Comparative law deals with the study of similarities and differences of the laws in different countries. It is a term that was first used in modern times. In the 19th century it became clear comparing legal institutions required a systematic approach. One that increased the understanding of foreign cultures while furthering legal progress. Comparative law specifically involves studying legal systems worldwide including civil law, common law, Canon law, socialist law, Chinese law, Hindu law, Islamic law and Jewish law.
An academic discipline, comparative law looks at the constitutive elements of legal system, ways they differ and the combination of their elements into a system. The discipline includes describing and analyzing foreign legal systems. Comparative law’s importance has increased a great deal in today’s age of economic globalization, internationalism and democratization. Comparative law now has several separate branches. They include comparative civil law, comparative constitutional law, comparative criminal law, comparative administrative law and comparative commercial law.
Studies looking at these specific areas of law are often called macro- or micro-comparative legal analysis. Comparative law has a variety of purposes.

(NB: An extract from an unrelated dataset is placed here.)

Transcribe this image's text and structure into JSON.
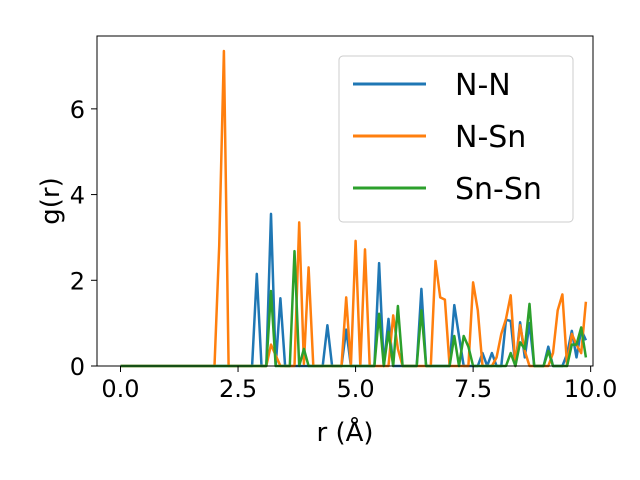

They include gaining a deeper knowledge of legal systems in effect, perfecting legal systems in effect and contributing to the unification of smaller or larger scale legal systems. Sujit Choudhry is internationally recognized as an authority when it comes to comparative constitutional development and comparative constitutional law. The I. Michael Heyman Professor of Law, Choudhry is also a former Dean of the University of California, Berkeley law school. He does research which addresses comparative constitutional law’s basic methodological questions. It looks at how constitutional design can be used as a tool to help manage the process of transitioning from violent conflict or authoritarian rule to moving towards peaceful democratic politics and democratic rule.
Sujit Choudhry (Tumblr.com) was a Rhodes Scholar and has law degrees from Harvard, Oxford and Toronto. A Canadian, Choudhry was a law clerk for the Supreme Court of Canada Chief Justice Antonio Lamer. He received the Trudeau Fellowship in 2010. Choudhry has published more than 90 book chapters, articles, reports and working papers. He has also edited numerous collections. The Migration of Constitutional Ideas, Constitution Making, The Oxford Handbook of Indian Constitutional Law and Constitutional Design for Divided Societies: Integration or Accommodation are just a few of them.
A foreign constitutional expert, Sujit Choudhry helped with constitutional transitions that took place in Egypt, Libya, Tunisia, Jordan, Nepal and Sri Lanka.